Des Esseintes avait été fasciné; une masse d’idées germa en lui; tout d’abord il s’empressa de réduire, à coups de billets de banque, la ventriloque qui lui plut par le contraste même qu’elle opposait avec l’Américaine. Cette brunette suintait des parfums préparés, malsains et capiteux, et elle brûlait comme un cratère; en dépit de tous ses subterfuges, des Esseintes s’épuisa en quelques heures; il n’en persista pas moins à se laisser complaisamment gruger par elle, car plus que la maîtresse, le phénomène l’attirait.
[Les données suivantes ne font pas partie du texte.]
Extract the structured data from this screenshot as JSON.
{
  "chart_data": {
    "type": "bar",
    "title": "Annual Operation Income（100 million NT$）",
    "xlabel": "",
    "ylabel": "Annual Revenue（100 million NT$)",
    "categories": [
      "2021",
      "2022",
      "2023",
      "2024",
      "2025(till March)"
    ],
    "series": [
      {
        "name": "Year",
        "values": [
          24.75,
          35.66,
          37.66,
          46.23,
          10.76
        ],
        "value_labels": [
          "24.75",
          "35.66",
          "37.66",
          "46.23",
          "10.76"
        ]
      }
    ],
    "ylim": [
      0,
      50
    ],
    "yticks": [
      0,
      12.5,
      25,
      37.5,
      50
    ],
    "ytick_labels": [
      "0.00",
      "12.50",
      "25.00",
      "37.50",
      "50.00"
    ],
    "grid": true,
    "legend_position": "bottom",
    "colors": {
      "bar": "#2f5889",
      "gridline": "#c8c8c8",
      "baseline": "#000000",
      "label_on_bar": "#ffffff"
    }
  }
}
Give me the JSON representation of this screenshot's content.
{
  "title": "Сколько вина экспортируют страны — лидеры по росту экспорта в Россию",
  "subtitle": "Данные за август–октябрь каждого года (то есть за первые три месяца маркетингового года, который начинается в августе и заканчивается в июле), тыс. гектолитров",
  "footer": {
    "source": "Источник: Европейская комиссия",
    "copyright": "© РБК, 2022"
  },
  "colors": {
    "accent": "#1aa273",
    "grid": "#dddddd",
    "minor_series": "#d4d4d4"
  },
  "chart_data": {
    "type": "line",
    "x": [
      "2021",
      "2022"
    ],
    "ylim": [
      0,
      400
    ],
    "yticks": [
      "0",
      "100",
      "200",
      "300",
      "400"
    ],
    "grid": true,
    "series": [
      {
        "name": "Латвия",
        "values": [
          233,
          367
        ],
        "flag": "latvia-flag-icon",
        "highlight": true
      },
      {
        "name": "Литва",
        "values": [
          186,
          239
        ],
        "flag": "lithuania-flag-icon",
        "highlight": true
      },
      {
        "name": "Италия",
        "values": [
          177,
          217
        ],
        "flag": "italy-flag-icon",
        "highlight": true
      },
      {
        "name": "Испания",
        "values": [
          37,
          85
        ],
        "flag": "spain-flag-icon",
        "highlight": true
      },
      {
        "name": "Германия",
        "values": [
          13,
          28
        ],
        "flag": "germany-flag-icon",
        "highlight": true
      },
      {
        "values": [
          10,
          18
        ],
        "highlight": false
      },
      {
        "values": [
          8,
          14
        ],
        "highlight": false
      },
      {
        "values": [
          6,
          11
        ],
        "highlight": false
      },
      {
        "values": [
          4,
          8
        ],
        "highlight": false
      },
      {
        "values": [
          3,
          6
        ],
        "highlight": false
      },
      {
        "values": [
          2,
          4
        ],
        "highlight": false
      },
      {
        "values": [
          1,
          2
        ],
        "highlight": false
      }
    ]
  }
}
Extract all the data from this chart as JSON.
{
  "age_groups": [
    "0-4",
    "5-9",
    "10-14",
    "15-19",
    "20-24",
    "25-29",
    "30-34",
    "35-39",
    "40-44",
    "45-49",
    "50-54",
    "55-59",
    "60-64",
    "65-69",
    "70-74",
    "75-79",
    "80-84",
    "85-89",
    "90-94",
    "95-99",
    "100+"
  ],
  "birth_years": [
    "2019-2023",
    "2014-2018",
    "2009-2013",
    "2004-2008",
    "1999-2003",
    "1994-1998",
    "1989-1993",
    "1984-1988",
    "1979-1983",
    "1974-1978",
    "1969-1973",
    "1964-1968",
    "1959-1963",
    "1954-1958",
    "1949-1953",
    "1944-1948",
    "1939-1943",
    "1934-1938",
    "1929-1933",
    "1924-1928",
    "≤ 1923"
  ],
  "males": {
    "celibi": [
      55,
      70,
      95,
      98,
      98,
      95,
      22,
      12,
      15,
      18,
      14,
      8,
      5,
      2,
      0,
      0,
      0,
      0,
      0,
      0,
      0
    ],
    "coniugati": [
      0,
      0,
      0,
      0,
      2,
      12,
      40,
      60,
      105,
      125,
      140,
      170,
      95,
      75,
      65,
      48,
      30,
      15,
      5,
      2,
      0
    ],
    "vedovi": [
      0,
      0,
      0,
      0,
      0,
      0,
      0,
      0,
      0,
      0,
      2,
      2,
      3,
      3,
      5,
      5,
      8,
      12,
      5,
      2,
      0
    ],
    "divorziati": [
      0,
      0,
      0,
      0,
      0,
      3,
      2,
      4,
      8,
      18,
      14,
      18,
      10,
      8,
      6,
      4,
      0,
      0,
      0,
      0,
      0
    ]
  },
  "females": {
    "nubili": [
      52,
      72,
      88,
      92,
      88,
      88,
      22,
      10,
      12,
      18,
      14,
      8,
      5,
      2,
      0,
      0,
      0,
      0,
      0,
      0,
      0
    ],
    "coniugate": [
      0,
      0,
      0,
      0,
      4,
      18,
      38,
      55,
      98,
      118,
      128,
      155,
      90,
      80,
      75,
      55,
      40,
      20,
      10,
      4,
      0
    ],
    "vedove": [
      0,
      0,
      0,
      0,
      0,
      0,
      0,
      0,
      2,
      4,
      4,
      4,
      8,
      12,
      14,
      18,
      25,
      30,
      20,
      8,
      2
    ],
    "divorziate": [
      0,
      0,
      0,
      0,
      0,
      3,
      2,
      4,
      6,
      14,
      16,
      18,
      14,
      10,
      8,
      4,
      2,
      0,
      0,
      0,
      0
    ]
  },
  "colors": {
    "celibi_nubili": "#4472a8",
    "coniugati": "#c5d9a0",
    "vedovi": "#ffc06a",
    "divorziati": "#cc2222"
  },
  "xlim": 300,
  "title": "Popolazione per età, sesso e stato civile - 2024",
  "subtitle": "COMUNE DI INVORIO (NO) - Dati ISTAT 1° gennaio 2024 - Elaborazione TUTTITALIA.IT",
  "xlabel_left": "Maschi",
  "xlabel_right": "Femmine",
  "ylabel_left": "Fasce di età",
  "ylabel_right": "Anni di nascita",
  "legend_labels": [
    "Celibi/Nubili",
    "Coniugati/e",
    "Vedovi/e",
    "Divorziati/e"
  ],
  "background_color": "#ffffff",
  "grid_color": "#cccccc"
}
D’ailleurs les plans qu’il s’était proposés, avaient mûri. Il se résolut à accomplir des projets jusqu’alors irréalisables.

Il fit apporter, un soir, un petit sphinx, en marbre noir, couché dans la pose classique, les pattes allongées, la tête rigide et droite; et une chimère, en terre polychrome, brandissant une crinière hérissée, dardant des yeux féroces, éventant avec les sillons de sa queue ses flancs gonflés ainsi que des soufflets de forge. Il plaça chacune de ces bêtes à un bout de la chambre, éteignit les lampes, laissant les braises rougeoyer dans l’âtre et éclairer vaguement la pièce en agrandissant les objets presque noyés dans l’ombre.

Puis, il s’étendit sur un canapé, près de la femme dont l’immobile figure était atteinte par la lueur d’un tison, et il attendit.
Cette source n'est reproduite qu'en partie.